Villagers set up their PGS for organic certification, and committed to an organic way of life. This change has been inspired by the ngalinut. Ngalinuts, which thrive in Baniata forests, are the lifeblood of the village. They provide nourishment and income, and play an important role in cultural activities.
From the money earned by selling them, ngalinuts send children to school and health centres. Once, they were only sold at Munda, a government station on New Georgia Island, but now they are crossing the ocean to New Caledonia where they are sold
as an organic food item.
For these villagers who take pride in their seas, forests, land, ancestors and the ngalinut, organic certification is opening access to world markets.
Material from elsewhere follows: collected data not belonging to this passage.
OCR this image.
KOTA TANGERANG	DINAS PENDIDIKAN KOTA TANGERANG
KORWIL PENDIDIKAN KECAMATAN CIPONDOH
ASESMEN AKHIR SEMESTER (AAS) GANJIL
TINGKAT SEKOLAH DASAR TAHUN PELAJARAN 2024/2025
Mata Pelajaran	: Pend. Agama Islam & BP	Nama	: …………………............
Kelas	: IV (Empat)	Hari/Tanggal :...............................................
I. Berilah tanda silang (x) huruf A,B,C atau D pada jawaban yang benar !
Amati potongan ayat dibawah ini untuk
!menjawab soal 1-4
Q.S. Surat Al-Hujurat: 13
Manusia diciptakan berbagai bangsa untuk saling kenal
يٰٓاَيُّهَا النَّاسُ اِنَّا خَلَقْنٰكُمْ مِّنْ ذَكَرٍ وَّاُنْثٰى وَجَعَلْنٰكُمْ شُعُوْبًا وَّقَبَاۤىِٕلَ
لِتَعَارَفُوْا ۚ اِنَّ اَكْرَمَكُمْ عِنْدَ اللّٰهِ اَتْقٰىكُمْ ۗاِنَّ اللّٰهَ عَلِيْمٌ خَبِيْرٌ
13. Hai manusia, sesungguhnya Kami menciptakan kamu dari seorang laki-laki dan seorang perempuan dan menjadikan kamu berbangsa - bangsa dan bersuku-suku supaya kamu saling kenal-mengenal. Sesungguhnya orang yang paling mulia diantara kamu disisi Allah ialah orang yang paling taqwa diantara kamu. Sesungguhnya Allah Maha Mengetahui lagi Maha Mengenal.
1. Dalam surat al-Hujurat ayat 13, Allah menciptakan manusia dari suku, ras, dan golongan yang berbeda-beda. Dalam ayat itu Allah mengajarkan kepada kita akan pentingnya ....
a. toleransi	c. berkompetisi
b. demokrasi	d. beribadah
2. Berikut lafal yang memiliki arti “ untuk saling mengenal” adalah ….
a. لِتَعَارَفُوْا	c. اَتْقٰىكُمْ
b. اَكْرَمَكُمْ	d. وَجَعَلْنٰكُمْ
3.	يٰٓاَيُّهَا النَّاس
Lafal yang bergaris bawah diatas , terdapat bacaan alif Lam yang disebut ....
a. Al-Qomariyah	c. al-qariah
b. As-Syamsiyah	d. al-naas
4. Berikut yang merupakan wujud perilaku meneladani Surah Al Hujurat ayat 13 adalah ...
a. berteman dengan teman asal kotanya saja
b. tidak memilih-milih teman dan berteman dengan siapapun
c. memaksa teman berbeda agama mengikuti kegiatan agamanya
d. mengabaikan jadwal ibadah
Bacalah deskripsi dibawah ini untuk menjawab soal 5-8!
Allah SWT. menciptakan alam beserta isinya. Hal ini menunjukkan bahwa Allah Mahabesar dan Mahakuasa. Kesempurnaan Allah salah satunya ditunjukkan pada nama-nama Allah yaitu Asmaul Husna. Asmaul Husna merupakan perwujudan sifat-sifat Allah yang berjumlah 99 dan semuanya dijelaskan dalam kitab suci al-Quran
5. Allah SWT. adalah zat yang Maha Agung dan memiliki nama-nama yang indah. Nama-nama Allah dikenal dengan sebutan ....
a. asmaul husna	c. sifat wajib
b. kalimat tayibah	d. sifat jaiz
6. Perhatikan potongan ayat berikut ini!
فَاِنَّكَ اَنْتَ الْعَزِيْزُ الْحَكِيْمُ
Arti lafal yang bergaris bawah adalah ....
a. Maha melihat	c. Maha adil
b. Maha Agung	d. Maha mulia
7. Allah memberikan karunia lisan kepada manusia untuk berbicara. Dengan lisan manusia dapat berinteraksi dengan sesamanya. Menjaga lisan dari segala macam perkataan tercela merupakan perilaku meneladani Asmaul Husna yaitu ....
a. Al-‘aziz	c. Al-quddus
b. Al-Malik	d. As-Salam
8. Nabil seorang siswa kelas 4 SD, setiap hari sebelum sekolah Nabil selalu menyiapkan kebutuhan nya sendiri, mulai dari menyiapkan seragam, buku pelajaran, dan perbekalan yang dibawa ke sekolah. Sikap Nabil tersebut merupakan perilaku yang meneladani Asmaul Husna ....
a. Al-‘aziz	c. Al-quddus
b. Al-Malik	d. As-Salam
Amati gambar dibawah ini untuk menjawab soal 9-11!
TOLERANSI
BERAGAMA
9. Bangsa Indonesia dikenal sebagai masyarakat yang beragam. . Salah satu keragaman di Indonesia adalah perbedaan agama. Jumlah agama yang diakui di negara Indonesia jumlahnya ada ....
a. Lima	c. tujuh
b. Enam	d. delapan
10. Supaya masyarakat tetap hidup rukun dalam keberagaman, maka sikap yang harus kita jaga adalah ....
With PGS, Baniata now has an organic committee chaired by Walter Silvae, and the organic certification is coordinated by the certification manager Haylish Alick. “Our forests are clean & pure. We want to give it to our children in that state. It is our duty. We respect nature and it provides for us” said Walter Silvae
The village also have plans to ensure that villagers enjoy longer term benefits from the ngalinut, such as a school building.
Currently, Baniata children must leave their homes and board at a distant school for their education, and many children do not attend school at all. Over time, ngalinut exports will change that.